恐れだけでなく、“構えること”を知った人々の表情には、確かな緊張と、それを超える団結があった。
その日の夕暮れ──
リクは畑のわきで、一人の少年とすれ違った。
「お、おれ、見張りの時間にちゃんと行くから……」
小さな声だったけれど、そのまなざしは揺れていなかった。
「うん、ありがとう。きっと、君が誰かを守ってくれる」
そう言って微笑むと、少年は真っ赤な顔で走っていった。
夜。
見張り小屋の灯が灯る。
交代制で立つ見張りたちの中には、昨日まで“守られる側”だった者たちもいた。
フィーネが温かい飲み物を配りにまわっている。
「リク、あなたも少し休んで」
「ありがとう。でも、もうちょっとだけ」
焚き火のそばで、リクは地面に膝をつき、風の音に耳を澄ませた。
──どこかで、枝が折れる音がした。
ほんの小さな気配。
だが、確かに“来ていた”。
「ガルドさん、北の斜面に、何かいます」
「わかった。俺と二人で確認に行こう」
リクは槍を手にし、ガルドと並んで森の縁へ向かった。
──そこにいたのは、一匹の黒い鹿だった。
だがその足元には、影の染みのような痕が、静かに残っていた。
「……今度は、“足”を持ってる」
リクの声に、ガルドが唸る。
「進化してやがる、ってことか……」
「はい。
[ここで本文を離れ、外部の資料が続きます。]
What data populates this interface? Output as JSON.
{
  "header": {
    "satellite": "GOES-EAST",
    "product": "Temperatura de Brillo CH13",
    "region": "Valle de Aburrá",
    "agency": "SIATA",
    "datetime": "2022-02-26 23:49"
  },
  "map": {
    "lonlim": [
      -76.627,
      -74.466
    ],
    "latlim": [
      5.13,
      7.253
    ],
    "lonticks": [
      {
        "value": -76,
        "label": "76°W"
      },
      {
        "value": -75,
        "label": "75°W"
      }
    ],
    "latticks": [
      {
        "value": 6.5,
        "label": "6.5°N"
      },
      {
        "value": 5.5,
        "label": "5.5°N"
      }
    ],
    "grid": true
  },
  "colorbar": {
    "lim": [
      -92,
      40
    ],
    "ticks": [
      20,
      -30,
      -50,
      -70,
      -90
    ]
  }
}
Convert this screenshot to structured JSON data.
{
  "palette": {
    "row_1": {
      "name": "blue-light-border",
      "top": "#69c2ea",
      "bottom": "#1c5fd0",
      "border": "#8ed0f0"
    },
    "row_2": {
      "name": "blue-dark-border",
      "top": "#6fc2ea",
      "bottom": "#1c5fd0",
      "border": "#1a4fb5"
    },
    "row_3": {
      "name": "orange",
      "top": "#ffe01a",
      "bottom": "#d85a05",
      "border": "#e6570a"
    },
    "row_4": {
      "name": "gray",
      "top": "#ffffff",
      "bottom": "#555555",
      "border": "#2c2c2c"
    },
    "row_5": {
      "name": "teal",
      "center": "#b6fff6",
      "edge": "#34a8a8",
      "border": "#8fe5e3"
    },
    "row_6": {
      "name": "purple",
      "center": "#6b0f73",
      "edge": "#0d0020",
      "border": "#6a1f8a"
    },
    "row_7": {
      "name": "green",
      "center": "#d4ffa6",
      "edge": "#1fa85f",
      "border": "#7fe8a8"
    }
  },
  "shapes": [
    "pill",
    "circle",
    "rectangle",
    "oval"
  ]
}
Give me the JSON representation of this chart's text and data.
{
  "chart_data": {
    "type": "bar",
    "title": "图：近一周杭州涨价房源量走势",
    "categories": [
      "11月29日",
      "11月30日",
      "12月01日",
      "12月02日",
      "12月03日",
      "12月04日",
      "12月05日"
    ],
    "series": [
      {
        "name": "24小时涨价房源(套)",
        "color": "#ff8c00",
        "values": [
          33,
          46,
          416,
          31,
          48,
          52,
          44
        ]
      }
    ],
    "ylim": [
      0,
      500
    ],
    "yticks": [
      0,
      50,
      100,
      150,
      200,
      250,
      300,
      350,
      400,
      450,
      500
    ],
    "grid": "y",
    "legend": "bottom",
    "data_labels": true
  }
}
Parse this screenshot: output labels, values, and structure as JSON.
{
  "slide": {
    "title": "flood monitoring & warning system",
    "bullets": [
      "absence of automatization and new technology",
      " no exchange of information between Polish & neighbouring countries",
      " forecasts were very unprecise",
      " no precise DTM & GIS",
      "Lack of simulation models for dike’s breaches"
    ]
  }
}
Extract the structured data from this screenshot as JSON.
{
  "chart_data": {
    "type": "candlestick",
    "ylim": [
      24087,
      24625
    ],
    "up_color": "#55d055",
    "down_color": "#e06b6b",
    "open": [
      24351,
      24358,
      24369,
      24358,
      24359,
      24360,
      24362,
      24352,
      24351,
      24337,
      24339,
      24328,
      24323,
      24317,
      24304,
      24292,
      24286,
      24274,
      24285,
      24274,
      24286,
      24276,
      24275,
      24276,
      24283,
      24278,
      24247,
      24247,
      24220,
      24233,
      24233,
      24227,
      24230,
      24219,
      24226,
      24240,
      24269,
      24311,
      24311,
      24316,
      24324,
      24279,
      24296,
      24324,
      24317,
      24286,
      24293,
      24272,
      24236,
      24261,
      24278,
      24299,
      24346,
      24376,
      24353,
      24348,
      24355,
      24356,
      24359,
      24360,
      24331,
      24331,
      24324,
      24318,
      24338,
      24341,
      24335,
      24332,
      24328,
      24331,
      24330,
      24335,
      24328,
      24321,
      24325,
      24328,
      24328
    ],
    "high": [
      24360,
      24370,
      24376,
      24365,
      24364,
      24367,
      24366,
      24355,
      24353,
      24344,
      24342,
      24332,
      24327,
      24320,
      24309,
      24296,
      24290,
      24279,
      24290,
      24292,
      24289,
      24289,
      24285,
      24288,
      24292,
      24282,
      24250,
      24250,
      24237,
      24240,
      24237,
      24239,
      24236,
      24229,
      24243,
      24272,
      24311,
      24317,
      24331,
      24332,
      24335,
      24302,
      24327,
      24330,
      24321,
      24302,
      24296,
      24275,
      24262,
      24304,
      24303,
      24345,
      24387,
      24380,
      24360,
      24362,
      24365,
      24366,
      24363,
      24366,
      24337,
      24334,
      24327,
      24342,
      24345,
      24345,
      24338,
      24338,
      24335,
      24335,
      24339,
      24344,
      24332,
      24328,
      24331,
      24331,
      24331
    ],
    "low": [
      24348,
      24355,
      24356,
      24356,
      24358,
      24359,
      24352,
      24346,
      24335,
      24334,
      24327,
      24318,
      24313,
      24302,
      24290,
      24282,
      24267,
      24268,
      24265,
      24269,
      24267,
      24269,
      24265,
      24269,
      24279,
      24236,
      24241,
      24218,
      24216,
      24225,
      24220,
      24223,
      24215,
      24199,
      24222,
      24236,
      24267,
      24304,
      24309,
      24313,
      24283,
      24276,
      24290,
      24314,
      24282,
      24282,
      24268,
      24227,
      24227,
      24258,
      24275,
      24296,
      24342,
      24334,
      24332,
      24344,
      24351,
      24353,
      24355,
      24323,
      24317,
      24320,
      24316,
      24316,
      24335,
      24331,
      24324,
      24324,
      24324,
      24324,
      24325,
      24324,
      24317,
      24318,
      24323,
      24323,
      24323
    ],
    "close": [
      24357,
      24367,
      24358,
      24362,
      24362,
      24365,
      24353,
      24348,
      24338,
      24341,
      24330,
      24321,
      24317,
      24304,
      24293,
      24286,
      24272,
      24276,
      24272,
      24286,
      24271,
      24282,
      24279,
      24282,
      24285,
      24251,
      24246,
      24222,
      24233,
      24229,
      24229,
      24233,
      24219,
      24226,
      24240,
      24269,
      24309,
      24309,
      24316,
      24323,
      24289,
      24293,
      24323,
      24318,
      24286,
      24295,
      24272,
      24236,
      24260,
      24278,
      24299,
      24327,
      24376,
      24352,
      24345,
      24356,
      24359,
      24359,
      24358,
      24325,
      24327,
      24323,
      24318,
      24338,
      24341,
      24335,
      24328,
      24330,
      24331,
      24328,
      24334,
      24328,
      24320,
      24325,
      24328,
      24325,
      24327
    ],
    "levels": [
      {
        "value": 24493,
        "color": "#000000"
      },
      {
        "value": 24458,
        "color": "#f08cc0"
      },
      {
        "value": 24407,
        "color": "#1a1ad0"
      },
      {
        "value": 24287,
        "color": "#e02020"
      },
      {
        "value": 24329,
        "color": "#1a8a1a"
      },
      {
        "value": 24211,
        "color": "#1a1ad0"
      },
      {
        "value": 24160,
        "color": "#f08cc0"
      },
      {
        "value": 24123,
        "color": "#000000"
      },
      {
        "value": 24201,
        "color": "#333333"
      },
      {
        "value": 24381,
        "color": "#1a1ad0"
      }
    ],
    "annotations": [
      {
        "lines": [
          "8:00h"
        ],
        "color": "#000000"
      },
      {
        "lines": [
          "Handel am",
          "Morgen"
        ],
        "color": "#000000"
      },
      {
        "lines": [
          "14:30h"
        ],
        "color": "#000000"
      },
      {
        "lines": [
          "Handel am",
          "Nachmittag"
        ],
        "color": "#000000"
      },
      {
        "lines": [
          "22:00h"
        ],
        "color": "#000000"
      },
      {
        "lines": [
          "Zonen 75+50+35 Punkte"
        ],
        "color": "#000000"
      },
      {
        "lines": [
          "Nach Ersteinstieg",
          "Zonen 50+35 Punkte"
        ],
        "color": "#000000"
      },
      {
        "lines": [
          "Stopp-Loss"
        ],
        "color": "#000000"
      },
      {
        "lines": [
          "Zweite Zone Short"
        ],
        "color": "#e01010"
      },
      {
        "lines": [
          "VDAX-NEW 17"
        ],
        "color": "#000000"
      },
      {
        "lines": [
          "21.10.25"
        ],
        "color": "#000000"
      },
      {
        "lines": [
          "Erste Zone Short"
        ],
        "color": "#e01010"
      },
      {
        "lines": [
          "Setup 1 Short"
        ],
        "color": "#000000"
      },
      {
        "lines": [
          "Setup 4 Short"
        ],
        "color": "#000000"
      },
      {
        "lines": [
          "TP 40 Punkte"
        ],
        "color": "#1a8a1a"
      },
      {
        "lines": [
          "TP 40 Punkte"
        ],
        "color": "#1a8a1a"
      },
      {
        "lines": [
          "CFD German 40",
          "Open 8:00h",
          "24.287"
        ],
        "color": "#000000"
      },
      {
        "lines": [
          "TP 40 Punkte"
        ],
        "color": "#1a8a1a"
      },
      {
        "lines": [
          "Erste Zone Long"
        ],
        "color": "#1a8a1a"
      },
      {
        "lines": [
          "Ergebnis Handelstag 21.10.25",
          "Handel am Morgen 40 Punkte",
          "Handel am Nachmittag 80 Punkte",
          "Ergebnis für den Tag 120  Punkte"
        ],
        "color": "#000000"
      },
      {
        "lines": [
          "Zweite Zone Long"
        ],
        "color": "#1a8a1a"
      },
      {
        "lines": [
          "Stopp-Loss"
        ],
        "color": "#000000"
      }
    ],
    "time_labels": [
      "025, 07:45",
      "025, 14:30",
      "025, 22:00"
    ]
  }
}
侵食の仕方が早くなっています。次に来たときには、もっと深くまで入り込むはずです」
二人は無言のまま頷き合い、見張りの強化を決めた。
──誰かが言っていた。
「恐れよりも、準備が勝つ」と。
リクは、それを胸に刻んで、村に戻った。
夜が明ける頃、彼はふたたび筆を取り、影の足跡を地図に記した。
「……これは、“戦い”の地図じゃない。“未来”の地図なんだ」
誰に聞かせるでもなく、呟いたその言葉が、囲炉裏の火に吸い込まれていった。